Leisure

Byte Me: Facebook’s evil twins

November 10, 2011


The Winklevoss twins are at it again. The first time they infamously took on Mark Zuckerberg for stealing their idea for an exclusive collegiate social network, they walked away with a $65 million settlement in exchange for dropping all charges against Facebook. The settlement, three years later, is now valued at $200 million. But why stop at $200 million when you can get $650 million?

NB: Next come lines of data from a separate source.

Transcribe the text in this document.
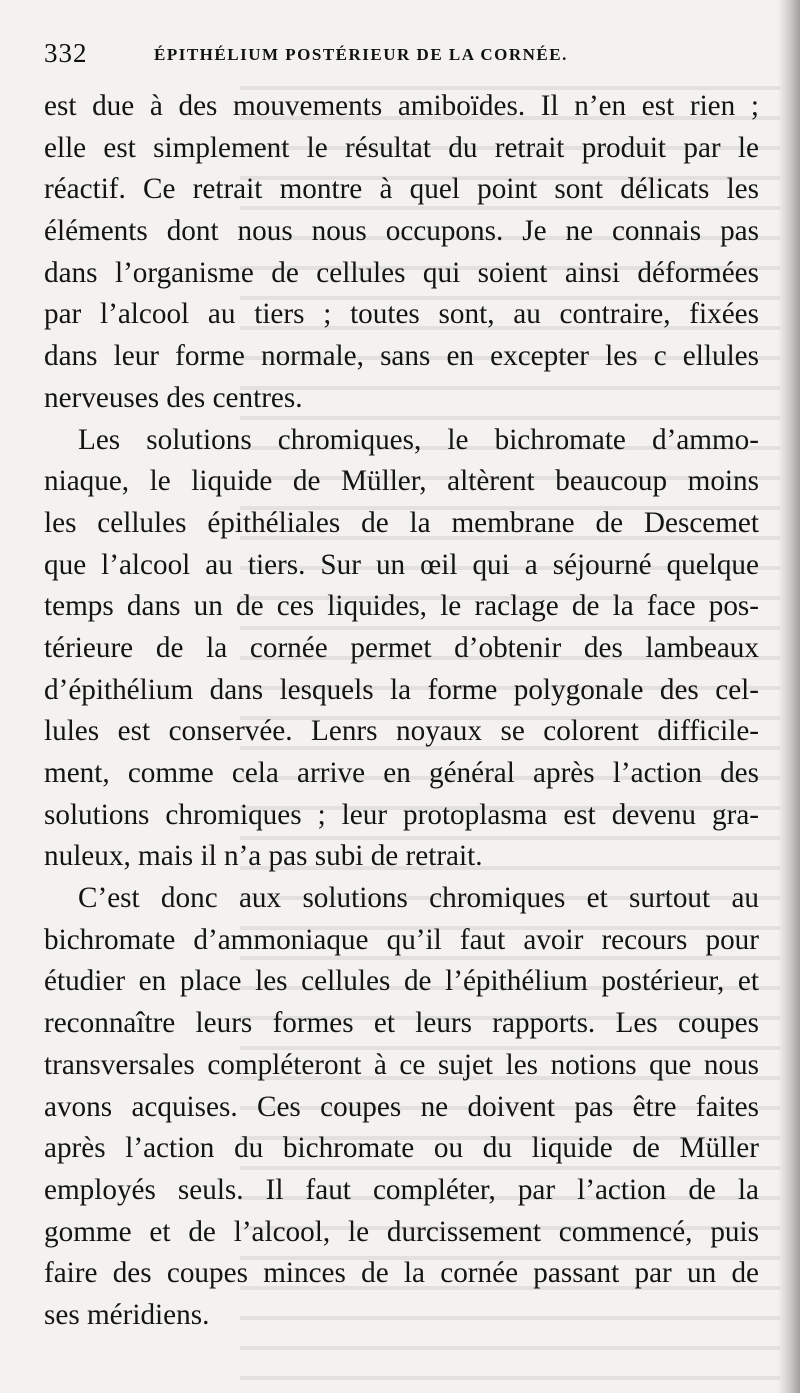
332	ÉPITHÉLIUM POSTÉRIEUR DE LA CORNÉE.
est due à des mouvements amiboïdes. Il n’en est rien ;
elle est simplement le résultat du retrait produit par le
réactif. Ce retrait montre à quel point sont délicats les
éléments dont nous nous occupons. Je ne connais pas
dans l’organisme de cellules qui soient ainsi déformées
par l’alcool au tiers ; toutes sont, au contraire, fixées
dans leur forme normale, sans en excepter les c ellules
nerveuses des centres.
Les solutions chromiques, le bichromate d’ammo-
niaque, le liquide de Müller, altèrent beaucoup moins
les cellules épithéliales de la membrane de Descemet
que l’alcool au tiers. Sur un œil qui a séjourné quelque
temps dans un de ces liquides, le raclage de la face pos-
térieure de la cornée permet d’obtenir des lambeaux
d’épithélium dans lesquels la forme polygonale des cel-
lules est conservée. Lenrs noyaux se colorent difficile-
ment, comme cela arrive en général après l’action des
solutions chromiques ; leur protoplasma est devenu gra-
nuleux, mais il n’a pas subi de retrait.
C’est donc aux solutions chromiques et surtout au
bichromate d’ammoniaque qu’il faut avoir recours pour
étudier en place les cellules de l’épithélium postérieur, et
reconnaître leurs formes et leurs rapports. Les coupes
transversales compléteront à ce sujet les notions que nous
avons acquises. Ces coupes ne doivent pas être faites
après l’action du bichromate ou du liquide de Müller
employés seuls. Il faut compléter, par l’action de la
gomme et de l’alcool, le durcissement commencé, puis
faire des coupes minces de la cornée passant par un de
ses méridiens.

The Winklevii are back, claiming that Facebook overvalued their stock when they made the first deal, which, had it been valued correctly, would be worth $650 million today.
But in order for the Winklevoss twins’ argument to hold that they are entitled to $200 million from Facebook, let alone $650 million, one must assume that their brain child, Harvard Connection.com, would have been anywhere close to as successful as Facebook eventually was.
Over the course of the investigation, Zuckerberg’s personal instant messages between himself and a high school friend have been released, revealing that Zuckerberg intentionally planned on delaying the release of the Winklevoss project in order to make sure that it did not compete with the release of Facebook. They also reveal an insight on Zuckerberg’s part that very well may have been the key differentiator between Harvard Connection and Facebook.
Harvard Connection was conceptualized to be an exclusive collegiate dating website. The Winklevosses’s site would be modeled on two main strategies. First, it would start as being exclusively available for students with a harvard.edu e-mail address, and then it would eventually expand to schools around the country. While the structure and strategy that Facebook initially adopted are identical to the one proposed to Zuckerberg by the Winklevoss twins, there was a huge difference between the site that the Winklevosses imagined and the one that Zuckerberg built: Facebook is not a dating site.
Zuckerberg’s instant messages reveal that right from the outset he was skeptical of the idea of a dating site. In the conversation, he said “I don’t think people would sign up for the facebook thing if they thought it was a for dating.” In deciding to make a social network that did not depend on dating, Zuckerberg gave Facebook potential and marketability that Harvard Connection could never have had. And despite the fact that the Winklevosses’ dating site concept has been floating around for about four years, there has, by no means, been a significant presence of a college-oriented online dating site until now.
Earlier this year, a site called Date My School launched, modeled exactly on the original Winklevoss idea for Harvard Connection. It is limited to people with active .edu email addresses, it started at a few select universities, and it is now expanding to schools across the country. And despite Mark Zuckerberg’s belief that college students would be hesitant to join a dating site, Date My School has been successful. It is not successful on the level that Facebook is, but with over 16,000 members registered in its first year, it’s nothing to scoff at. It has all the potential to become an extremely successful dating site, but the next Facebook? Probably not.
A saying exists that there’s no such thing as an original idea.  Zuckerberg’s Facebook was not an original idea, but it was a better one than what the Winklevosses came up with. The Winklevii inspired Facebook, but they did not create it. And now with the rise of Date My School, someone else has now capitalized on a Winklevoss idea. They came out with a good idea that someone else turned into a great idea, and ended up getting the second place prize of $200 million. That’s not such a bad deal.